De la bonne lecture d’un texte

« Canons : Règles et décisions par lesquelles des évêques assemblés en concile fixent, jusqu’à nouvel ordre, les dogmes invariables de la foi, la discipline de l’Église, expliquent et corrigent la parole de Dieu, se font des titres et des droits incontestables, anathématisent tous ceux qui oseraient en douter, et se font obéir avec succès quand les canons des princes viennent à l’appui des canons de l’Église. »

Paul Henri Thiry d’Holbach (1723-1789)

 

 

Asharf Fayadh va mourir. Ce poète de 35 ans est accusé de « propagande athée et de blasphème ».

Car en Arabie Saoudite, le « Comité pour la promotion de la vertu et la prévention du vice », tout un programme, veille et fait respecter un système judiciaire fondé sur la charia.

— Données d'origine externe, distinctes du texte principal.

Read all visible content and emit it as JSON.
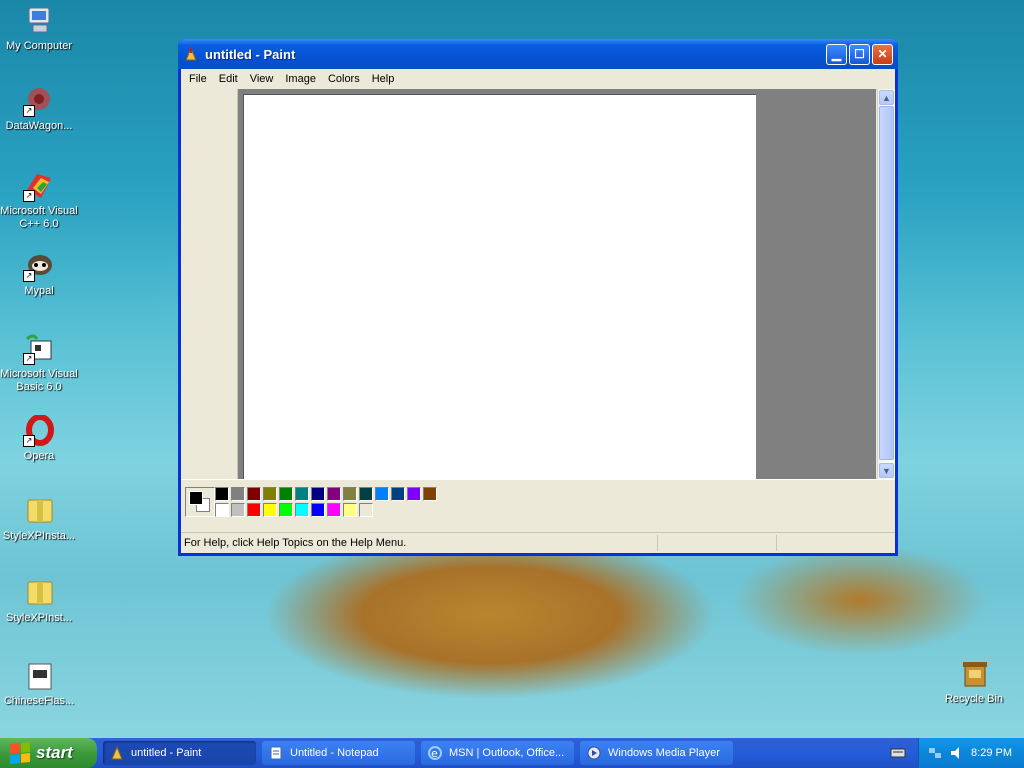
{
  "desktop": {
    "icons": [
      {
        "label": "My Computer",
        "icon": "my-computer-icon"
      },
      {
        "label": "DataWagon...",
        "icon": "datawagon-icon"
      },
      {
        "label": "Microsoft Visual C++ 6.0",
        "icon": "visual-cpp-icon"
      },
      {
        "label": "Mypal",
        "icon": "mypal-icon"
      },
      {
        "label": "Microsoft Visual Basic 6.0",
        "icon": "visual-basic-icon"
      },
      {
        "label": "Opera",
        "icon": "opera-icon"
      },
      {
        "label": "StyleXPInsta...",
        "icon": "stylexp-installer-icon"
      },
      {
        "label": "StyleXPInst...",
        "icon": "stylexp-installer-icon"
      },
      {
        "label": "ChineseFlas...",
        "icon": "chineseflash-icon"
      },
      {
        "label": "Recycle Bin",
        "icon": "recycle-bin-icon"
      }
    ]
  },
  "window": {
    "title": "untitled - Paint",
    "menu": [
      "File",
      "Edit",
      "View",
      "Image",
      "Colors",
      "Help"
    ],
    "status": "For Help, click Help Topics on the Help Menu.",
    "palette": {
      "foreground": "#000000",
      "background": "#ffffff",
      "top_row": [
        "#000000",
        "#808080",
        "#800000",
        "#808000",
        "#008000",
        "#008080",
        "#000080",
        "#800080",
        "#808040",
        "#004040",
        "#0080ff",
        "#004080",
        "#8000ff",
        "#804000"
      ],
      "bottom_row": [
        "#ffffff",
        "#c0c0c0",
        "#ff0000",
        "#ffff00",
        "#00ff00",
        "#00ffff",
        "#0000ff",
        "#ff00ff",
        "#ffff80",
        "#ece9d8"
      ]
    }
  },
  "taskbar": {
    "start_label": "start",
    "tasks": [
      {
        "label": "untitled - Paint",
        "icon": "paint-icon",
        "active": true
      },
      {
        "label": "Untitled - Notepad",
        "icon": "notepad-icon",
        "active": false
      },
      {
        "label": "MSN | Outlook, Office...",
        "icon": "ie-icon",
        "active": false
      },
      {
        "label": "Windows Media Player",
        "icon": "media-player-icon",
        "active": false
      }
    ],
    "clock": "8:29 PM"
  }
}
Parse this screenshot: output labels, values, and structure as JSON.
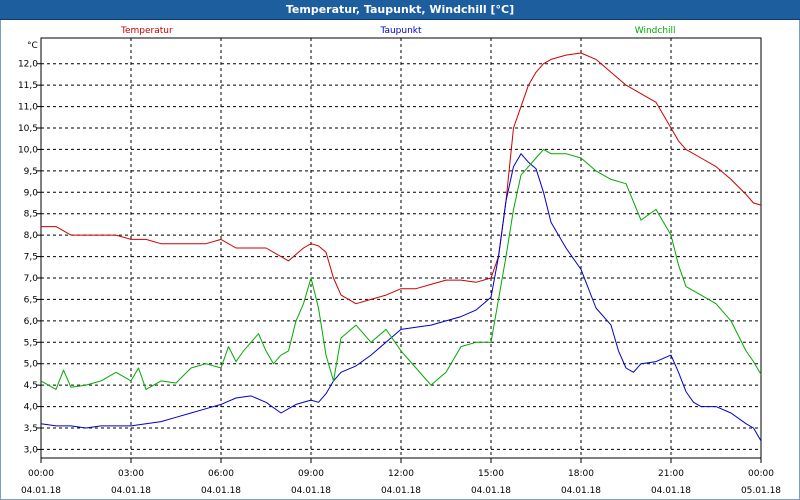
{
  "window": {
    "title": "Temperatur, Taupunkt, Windchill [°C]"
  },
  "chart_data": {
    "type": "line",
    "title": "Temperatur, Taupunkt, Windchill [°C]",
    "ylabel": "°C",
    "ylim": [
      2.8,
      12.6
    ],
    "xlim_hours": [
      0,
      24
    ],
    "grid": true,
    "legend_placement": "top",
    "y_ticks": [
      "3.0",
      "3.5",
      "4.0",
      "4.5",
      "5.0",
      "5.5",
      "6.0",
      "6.5",
      "7.0",
      "7.5",
      "8.0",
      "8.5",
      "9.0",
      "9.5",
      "10.0",
      "10.5",
      "11.0",
      "11.5",
      "12.0"
    ],
    "y_tick_labels": [
      "3,0",
      "3,5",
      "4,0",
      "4,5",
      "5,0",
      "5,5",
      "6,0",
      "6,5",
      "7,0",
      "7,5",
      "8,0",
      "8,5",
      "9,0",
      "9,5",
      "10,0",
      "10,5",
      "11,0",
      "11,5",
      "12,0"
    ],
    "x_ticks": [
      {
        "time": "00:00",
        "date": "04.01.18"
      },
      {
        "time": "03:00",
        "date": "04.01.18"
      },
      {
        "time": "06:00",
        "date": "04.01.18"
      },
      {
        "time": "09:00",
        "date": "04.01.18"
      },
      {
        "time": "12:00",
        "date": "04.01.18"
      },
      {
        "time": "15:00",
        "date": "04.01.18"
      },
      {
        "time": "18:00",
        "date": "04.01.18"
      },
      {
        "time": "21:00",
        "date": "04.01.18"
      },
      {
        "time": "00:00",
        "date": "05.01.18"
      }
    ],
    "series": [
      {
        "name": "Temperatur",
        "color": "#cc0000",
        "points": [
          [
            0.0,
            8.2
          ],
          [
            0.5,
            8.2
          ],
          [
            1.0,
            8.0
          ],
          [
            1.5,
            8.0
          ],
          [
            2.0,
            8.0
          ],
          [
            2.5,
            8.0
          ],
          [
            3.0,
            7.9
          ],
          [
            3.5,
            7.9
          ],
          [
            4.0,
            7.8
          ],
          [
            4.5,
            7.8
          ],
          [
            5.0,
            7.8
          ],
          [
            5.5,
            7.8
          ],
          [
            6.0,
            7.9
          ],
          [
            6.5,
            7.7
          ],
          [
            7.0,
            7.7
          ],
          [
            7.5,
            7.7
          ],
          [
            8.0,
            7.5
          ],
          [
            8.25,
            7.4
          ],
          [
            8.5,
            7.55
          ],
          [
            8.75,
            7.7
          ],
          [
            9.0,
            7.8
          ],
          [
            9.25,
            7.75
          ],
          [
            9.5,
            7.6
          ],
          [
            9.75,
            7.0
          ],
          [
            10.0,
            6.6
          ],
          [
            10.5,
            6.4
          ],
          [
            11.0,
            6.5
          ],
          [
            11.5,
            6.6
          ],
          [
            12.0,
            6.75
          ],
          [
            12.5,
            6.75
          ],
          [
            13.0,
            6.85
          ],
          [
            13.5,
            6.95
          ],
          [
            14.0,
            6.95
          ],
          [
            14.5,
            6.9
          ],
          [
            15.0,
            7.0
          ],
          [
            15.25,
            7.5
          ],
          [
            15.5,
            8.8
          ],
          [
            15.75,
            10.5
          ],
          [
            16.0,
            11.0
          ],
          [
            16.25,
            11.5
          ],
          [
            16.5,
            11.8
          ],
          [
            16.75,
            12.0
          ],
          [
            17.0,
            12.1
          ],
          [
            17.5,
            12.2
          ],
          [
            18.0,
            12.25
          ],
          [
            18.5,
            12.1
          ],
          [
            19.0,
            11.8
          ],
          [
            19.5,
            11.5
          ],
          [
            20.0,
            11.3
          ],
          [
            20.5,
            11.1
          ],
          [
            21.0,
            10.5
          ],
          [
            21.25,
            10.2
          ],
          [
            21.5,
            10.0
          ],
          [
            22.0,
            9.8
          ],
          [
            22.5,
            9.6
          ],
          [
            23.0,
            9.3
          ],
          [
            23.5,
            8.95
          ],
          [
            23.75,
            8.75
          ],
          [
            24.0,
            8.7
          ]
        ]
      },
      {
        "name": "Taupunkt",
        "color": "#0000cc",
        "points": [
          [
            0.0,
            3.6
          ],
          [
            0.5,
            3.55
          ],
          [
            1.0,
            3.55
          ],
          [
            1.5,
            3.5
          ],
          [
            2.0,
            3.55
          ],
          [
            2.5,
            3.55
          ],
          [
            3.0,
            3.55
          ],
          [
            3.5,
            3.6
          ],
          [
            4.0,
            3.65
          ],
          [
            4.5,
            3.75
          ],
          [
            5.0,
            3.85
          ],
          [
            5.5,
            3.95
          ],
          [
            6.0,
            4.05
          ],
          [
            6.5,
            4.2
          ],
          [
            7.0,
            4.25
          ],
          [
            7.5,
            4.1
          ],
          [
            8.0,
            3.85
          ],
          [
            8.5,
            4.05
          ],
          [
            9.0,
            4.15
          ],
          [
            9.25,
            4.1
          ],
          [
            9.5,
            4.3
          ],
          [
            9.75,
            4.6
          ],
          [
            10.0,
            4.8
          ],
          [
            10.5,
            4.95
          ],
          [
            11.0,
            5.2
          ],
          [
            11.5,
            5.5
          ],
          [
            12.0,
            5.8
          ],
          [
            12.5,
            5.85
          ],
          [
            13.0,
            5.9
          ],
          [
            13.5,
            6.0
          ],
          [
            14.0,
            6.1
          ],
          [
            14.5,
            6.25
          ],
          [
            15.0,
            6.55
          ],
          [
            15.25,
            7.5
          ],
          [
            15.5,
            8.8
          ],
          [
            15.75,
            9.6
          ],
          [
            16.0,
            9.9
          ],
          [
            16.25,
            9.7
          ],
          [
            16.5,
            9.55
          ],
          [
            16.75,
            9.0
          ],
          [
            17.0,
            8.3
          ],
          [
            17.5,
            7.7
          ],
          [
            18.0,
            7.2
          ],
          [
            18.5,
            6.3
          ],
          [
            19.0,
            5.9
          ],
          [
            19.25,
            5.3
          ],
          [
            19.5,
            4.9
          ],
          [
            19.75,
            4.8
          ],
          [
            20.0,
            5.0
          ],
          [
            20.5,
            5.05
          ],
          [
            21.0,
            5.2
          ],
          [
            21.25,
            4.8
          ],
          [
            21.5,
            4.35
          ],
          [
            21.75,
            4.1
          ],
          [
            22.0,
            4.0
          ],
          [
            22.5,
            4.0
          ],
          [
            23.0,
            3.85
          ],
          [
            23.5,
            3.6
          ],
          [
            23.75,
            3.5
          ],
          [
            24.0,
            3.2
          ]
        ]
      },
      {
        "name": "Windchill",
        "color": "#00aa00",
        "points": [
          [
            0.0,
            4.6
          ],
          [
            0.5,
            4.4
          ],
          [
            0.75,
            4.85
          ],
          [
            1.0,
            4.45
          ],
          [
            1.5,
            4.5
          ],
          [
            2.0,
            4.6
          ],
          [
            2.5,
            4.8
          ],
          [
            3.0,
            4.6
          ],
          [
            3.25,
            4.9
          ],
          [
            3.5,
            4.4
          ],
          [
            4.0,
            4.6
          ],
          [
            4.5,
            4.55
          ],
          [
            5.0,
            4.9
          ],
          [
            5.5,
            5.0
          ],
          [
            6.0,
            4.9
          ],
          [
            6.25,
            5.4
          ],
          [
            6.5,
            5.05
          ],
          [
            6.75,
            5.3
          ],
          [
            7.0,
            5.5
          ],
          [
            7.25,
            5.7
          ],
          [
            7.5,
            5.3
          ],
          [
            7.75,
            5.0
          ],
          [
            8.0,
            5.2
          ],
          [
            8.25,
            5.3
          ],
          [
            8.5,
            6.0
          ],
          [
            8.75,
            6.4
          ],
          [
            9.0,
            7.0
          ],
          [
            9.25,
            6.3
          ],
          [
            9.5,
            5.2
          ],
          [
            9.75,
            4.6
          ],
          [
            10.0,
            5.6
          ],
          [
            10.5,
            5.9
          ],
          [
            11.0,
            5.5
          ],
          [
            11.5,
            5.8
          ],
          [
            12.0,
            5.3
          ],
          [
            12.5,
            4.9
          ],
          [
            13.0,
            4.5
          ],
          [
            13.5,
            4.8
          ],
          [
            14.0,
            5.4
          ],
          [
            14.5,
            5.5
          ],
          [
            15.0,
            5.5
          ],
          [
            15.25,
            6.5
          ],
          [
            15.5,
            7.5
          ],
          [
            15.75,
            8.6
          ],
          [
            16.0,
            9.4
          ],
          [
            16.25,
            9.6
          ],
          [
            16.5,
            9.8
          ],
          [
            16.75,
            10.0
          ],
          [
            17.0,
            9.9
          ],
          [
            17.5,
            9.9
          ],
          [
            18.0,
            9.8
          ],
          [
            18.5,
            9.5
          ],
          [
            19.0,
            9.3
          ],
          [
            19.5,
            9.2
          ],
          [
            20.0,
            8.35
          ],
          [
            20.5,
            8.6
          ],
          [
            21.0,
            8.0
          ],
          [
            21.25,
            7.3
          ],
          [
            21.5,
            6.8
          ],
          [
            22.0,
            6.6
          ],
          [
            22.5,
            6.4
          ],
          [
            23.0,
            6.0
          ],
          [
            23.5,
            5.3
          ],
          [
            23.75,
            5.05
          ],
          [
            24.0,
            4.75
          ]
        ]
      }
    ]
  }
}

Les juges sont des religieux wahhabites pour qui le blasphème et le renoncement à la foi musulmane sont des crimes passibles de la peine de mort.

Qu’a-t-il fait exactement ? Eh bien, un délateur l’aurait entendu maudire Allah et Mahommed. Fait aggravant, le comité n’aime pas non plus la poésie. Ce n’est pas encore de la musique, qui selon l’imam de Brest est l’œuvre du diable, mais c’est déjà pas mal sulfureux. La condamnation à mort est une habitude au pays de la Mecque, puisque selon Amnesty International, nous aurions franchi à ce jour la barre des 150 décapitations uniquement pour l’année 2015.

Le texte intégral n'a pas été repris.